Hence, we tried to identify the risk factors for acute prostatitis after TRUSP-Bx to improve the development of a prophylactic TAZ/PIPC regimen. Rectal disinfection was found to be the only significant factor influencing the risk of bacterial complications after TRUSP-Bx. Panupong et al [28] reported that rectal disinfection before a biopsy significantly reduces the incidence of postoperative bacteremia. In in vitro experiments, Park et al [29] counted bacterial colonies that were derived from a rectal swab taken before using povidone-iodine and after the biopsy. They found that the mean number of colony-forming units decreased by 99.9% after rectal povidone-iodine preparation. Pu et al reported in their systematic review and meta-analysis that rectal disinfection with povidone-iodine significantly reduces the incidence of fever, bacteriuria, and bacteremia [30]. Our finding also supports a recommendation of rectal disinfection for patients undergoing TRUSP-Bx. However, further studies, including various human populations and additional rectal bacterial evaluations, are required to reach a more definitive conclusion. By contrast, we could not identify other risk factors, such as voiding disturbance and diabetes mellitus, as reported previously for the development of acute bacterial prostatitis [2,24]. In the present study, a very small number (n = 6) of the patients were included in Group 1, and further studies including a large number of patients are likely to be required to perform a more precise analysis.
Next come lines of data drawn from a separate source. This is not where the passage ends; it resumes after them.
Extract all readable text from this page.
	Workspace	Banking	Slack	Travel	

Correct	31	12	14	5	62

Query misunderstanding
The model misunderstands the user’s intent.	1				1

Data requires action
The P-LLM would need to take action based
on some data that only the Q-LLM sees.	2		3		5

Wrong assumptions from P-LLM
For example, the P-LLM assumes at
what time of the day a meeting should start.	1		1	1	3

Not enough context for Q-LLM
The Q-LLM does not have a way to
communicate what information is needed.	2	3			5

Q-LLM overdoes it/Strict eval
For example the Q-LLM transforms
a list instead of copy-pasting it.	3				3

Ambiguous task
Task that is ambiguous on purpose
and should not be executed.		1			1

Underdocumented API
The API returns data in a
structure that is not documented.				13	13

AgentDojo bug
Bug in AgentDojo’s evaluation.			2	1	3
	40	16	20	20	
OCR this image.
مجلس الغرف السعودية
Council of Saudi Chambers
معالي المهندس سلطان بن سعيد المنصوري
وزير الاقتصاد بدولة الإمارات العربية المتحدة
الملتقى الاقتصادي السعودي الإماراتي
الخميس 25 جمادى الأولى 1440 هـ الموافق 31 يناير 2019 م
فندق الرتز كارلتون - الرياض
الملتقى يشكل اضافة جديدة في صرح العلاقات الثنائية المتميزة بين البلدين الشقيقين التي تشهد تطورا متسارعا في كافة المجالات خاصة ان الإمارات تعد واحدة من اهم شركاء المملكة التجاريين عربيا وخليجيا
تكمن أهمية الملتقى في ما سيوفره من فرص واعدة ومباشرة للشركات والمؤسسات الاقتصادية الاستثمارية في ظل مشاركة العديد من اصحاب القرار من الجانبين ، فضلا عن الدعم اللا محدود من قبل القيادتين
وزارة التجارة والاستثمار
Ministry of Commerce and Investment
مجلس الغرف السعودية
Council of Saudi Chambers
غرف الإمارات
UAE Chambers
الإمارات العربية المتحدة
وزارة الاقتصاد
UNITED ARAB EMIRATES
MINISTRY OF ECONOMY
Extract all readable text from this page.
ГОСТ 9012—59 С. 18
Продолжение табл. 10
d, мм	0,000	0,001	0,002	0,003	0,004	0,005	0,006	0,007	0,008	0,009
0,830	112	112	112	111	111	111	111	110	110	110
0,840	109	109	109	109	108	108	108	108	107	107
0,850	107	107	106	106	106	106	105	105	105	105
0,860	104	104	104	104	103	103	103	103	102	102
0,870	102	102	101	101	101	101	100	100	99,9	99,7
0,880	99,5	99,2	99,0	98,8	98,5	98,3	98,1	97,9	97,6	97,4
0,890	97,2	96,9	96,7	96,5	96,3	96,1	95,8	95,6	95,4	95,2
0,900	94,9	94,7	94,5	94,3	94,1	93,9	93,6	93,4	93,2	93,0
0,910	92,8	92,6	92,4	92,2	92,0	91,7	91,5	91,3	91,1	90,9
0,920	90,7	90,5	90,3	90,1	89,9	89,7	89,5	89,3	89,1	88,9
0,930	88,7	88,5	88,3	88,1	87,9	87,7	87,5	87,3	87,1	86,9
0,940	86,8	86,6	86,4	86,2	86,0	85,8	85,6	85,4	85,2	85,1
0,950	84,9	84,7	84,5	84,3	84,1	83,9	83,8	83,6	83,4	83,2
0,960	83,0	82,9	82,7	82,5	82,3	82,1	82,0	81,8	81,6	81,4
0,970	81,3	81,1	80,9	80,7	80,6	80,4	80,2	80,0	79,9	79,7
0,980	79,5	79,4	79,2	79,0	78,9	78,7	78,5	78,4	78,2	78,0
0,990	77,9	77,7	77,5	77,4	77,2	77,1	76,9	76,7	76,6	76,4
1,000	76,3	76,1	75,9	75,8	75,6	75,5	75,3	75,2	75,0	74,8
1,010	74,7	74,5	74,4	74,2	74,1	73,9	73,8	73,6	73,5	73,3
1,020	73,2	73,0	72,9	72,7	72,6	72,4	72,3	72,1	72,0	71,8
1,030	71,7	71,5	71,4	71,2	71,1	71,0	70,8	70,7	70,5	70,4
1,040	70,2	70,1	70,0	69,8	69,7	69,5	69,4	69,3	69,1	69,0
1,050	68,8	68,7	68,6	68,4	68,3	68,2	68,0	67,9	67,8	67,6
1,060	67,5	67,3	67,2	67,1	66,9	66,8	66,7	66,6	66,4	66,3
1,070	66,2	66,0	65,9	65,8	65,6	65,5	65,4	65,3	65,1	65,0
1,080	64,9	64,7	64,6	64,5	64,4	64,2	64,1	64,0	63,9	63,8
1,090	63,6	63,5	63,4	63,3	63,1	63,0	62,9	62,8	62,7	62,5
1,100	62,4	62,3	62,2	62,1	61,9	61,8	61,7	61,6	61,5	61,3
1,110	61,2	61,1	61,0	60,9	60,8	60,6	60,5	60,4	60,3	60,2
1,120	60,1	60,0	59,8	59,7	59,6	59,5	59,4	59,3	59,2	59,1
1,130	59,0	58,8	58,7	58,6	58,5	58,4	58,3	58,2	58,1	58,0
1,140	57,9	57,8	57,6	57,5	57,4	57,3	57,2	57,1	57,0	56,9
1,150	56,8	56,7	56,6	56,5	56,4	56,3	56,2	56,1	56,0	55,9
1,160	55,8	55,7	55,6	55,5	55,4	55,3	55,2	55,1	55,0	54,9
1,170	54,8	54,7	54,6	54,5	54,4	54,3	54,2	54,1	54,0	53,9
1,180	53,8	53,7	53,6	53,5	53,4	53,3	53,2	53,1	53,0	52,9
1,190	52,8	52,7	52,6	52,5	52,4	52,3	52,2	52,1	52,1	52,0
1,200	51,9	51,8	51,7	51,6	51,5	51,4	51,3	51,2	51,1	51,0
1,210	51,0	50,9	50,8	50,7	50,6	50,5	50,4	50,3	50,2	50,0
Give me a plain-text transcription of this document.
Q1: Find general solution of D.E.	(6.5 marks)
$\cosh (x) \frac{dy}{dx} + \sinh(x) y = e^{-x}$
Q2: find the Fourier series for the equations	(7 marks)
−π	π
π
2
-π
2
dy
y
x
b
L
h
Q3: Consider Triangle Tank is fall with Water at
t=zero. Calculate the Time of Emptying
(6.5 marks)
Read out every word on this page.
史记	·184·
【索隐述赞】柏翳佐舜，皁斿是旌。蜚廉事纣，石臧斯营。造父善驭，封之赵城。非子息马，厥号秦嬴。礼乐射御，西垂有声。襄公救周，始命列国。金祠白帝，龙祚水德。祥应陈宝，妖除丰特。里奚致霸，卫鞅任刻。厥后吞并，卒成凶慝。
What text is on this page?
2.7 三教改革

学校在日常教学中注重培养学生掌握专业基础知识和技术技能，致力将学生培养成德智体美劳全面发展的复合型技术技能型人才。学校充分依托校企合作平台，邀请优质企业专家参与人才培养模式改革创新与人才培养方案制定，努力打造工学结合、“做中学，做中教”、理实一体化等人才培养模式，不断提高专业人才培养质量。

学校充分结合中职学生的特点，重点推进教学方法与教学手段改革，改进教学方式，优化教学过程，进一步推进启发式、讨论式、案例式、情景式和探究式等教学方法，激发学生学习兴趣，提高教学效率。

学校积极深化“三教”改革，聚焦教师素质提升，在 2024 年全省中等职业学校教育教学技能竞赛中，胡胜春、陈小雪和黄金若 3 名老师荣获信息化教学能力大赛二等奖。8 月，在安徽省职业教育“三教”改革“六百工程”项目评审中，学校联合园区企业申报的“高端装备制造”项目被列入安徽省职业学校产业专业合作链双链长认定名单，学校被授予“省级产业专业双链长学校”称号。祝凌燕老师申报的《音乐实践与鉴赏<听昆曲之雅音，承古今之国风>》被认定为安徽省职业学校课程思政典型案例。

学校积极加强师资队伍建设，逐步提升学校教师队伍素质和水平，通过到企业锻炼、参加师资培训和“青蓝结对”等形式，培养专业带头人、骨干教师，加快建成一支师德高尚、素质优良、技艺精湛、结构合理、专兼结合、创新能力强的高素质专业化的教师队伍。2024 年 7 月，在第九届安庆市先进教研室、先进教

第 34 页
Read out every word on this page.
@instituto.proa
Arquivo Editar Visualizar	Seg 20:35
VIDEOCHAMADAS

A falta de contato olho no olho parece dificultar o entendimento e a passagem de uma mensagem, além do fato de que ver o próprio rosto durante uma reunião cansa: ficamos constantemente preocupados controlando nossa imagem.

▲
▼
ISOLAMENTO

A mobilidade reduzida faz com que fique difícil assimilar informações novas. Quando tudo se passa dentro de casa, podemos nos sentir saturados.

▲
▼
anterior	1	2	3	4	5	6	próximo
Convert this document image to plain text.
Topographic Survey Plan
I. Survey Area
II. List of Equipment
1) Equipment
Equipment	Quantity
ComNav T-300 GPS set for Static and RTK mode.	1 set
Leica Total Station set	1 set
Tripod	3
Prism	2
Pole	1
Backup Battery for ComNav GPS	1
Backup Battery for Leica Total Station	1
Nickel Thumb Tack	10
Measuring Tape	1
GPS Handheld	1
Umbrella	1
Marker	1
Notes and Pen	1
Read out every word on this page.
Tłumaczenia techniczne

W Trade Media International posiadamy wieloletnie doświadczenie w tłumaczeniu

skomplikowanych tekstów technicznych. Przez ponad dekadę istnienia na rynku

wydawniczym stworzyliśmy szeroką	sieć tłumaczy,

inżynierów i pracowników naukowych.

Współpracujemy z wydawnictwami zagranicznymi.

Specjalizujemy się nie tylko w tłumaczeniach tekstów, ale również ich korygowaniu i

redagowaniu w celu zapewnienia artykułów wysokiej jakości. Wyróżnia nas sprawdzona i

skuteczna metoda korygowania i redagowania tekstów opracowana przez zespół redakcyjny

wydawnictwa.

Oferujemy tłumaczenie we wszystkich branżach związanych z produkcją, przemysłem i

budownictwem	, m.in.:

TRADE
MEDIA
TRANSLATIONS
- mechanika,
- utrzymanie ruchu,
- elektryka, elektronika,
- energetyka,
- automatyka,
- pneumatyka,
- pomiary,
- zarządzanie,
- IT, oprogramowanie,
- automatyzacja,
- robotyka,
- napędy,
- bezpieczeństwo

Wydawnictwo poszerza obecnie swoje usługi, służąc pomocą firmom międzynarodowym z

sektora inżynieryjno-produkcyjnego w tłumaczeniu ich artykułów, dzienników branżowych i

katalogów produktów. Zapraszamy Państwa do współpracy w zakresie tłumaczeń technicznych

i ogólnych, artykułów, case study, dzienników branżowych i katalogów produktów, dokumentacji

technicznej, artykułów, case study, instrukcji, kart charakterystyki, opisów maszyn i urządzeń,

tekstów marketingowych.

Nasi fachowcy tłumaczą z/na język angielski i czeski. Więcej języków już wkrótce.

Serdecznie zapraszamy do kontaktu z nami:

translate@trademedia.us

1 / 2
Although the incidence of sepsis after TRUSP-Bx is relatively low, some cases of fatal sepsis with delayed antibiotic treatment have been reported [11,12]. Presently, physicians cannot entirely prevent bacterial complications after TRUSP-Bx, but prophylactic measures can be taken. Therefore, sufficient information regarding the possibility of bacterial complications should be given to the patients who undergo TRUSP-Bx. In the present study, all patients with acute prostatitis were treated immediately with antibiotics, and all were successfully treated without any signs of bacterial sepsis. However, the species and strains of the isolated bacteria were somewhat different from the microorganisms isolated from patients who undergo prophylactic treatment with FQs. In the present study, E. coli was isolated in four cases and K. pneumonia in two cases, whereas FQ-resistant E. coli was detected in most patients with acute prostatitis after TRUSP-Bx in some previous studies [10,20,21]. This discrepancy may be due to differences between TAZ/PIPC and FQs in pharmacokinetics or antibiotic activity in the prostate. Our bacterial findings suggest that FQs may now be the most recommended class of antibiotics for prophylaxis of infections after TRUSP-Bx, and that two-time prophylactic intravenous administration of TAZ/PIPC could not be always effective for all patients who undergo TRUSP-Bx. However, further studies including the better setting of dose intensity of TAZ/PIPC can contribute to being an optional prophylaxis for TRUSP-Bx in the era of widespread FQ-resistant microorganisms.

Conflicts of interest

The authors declare that they have no conflicts of interest.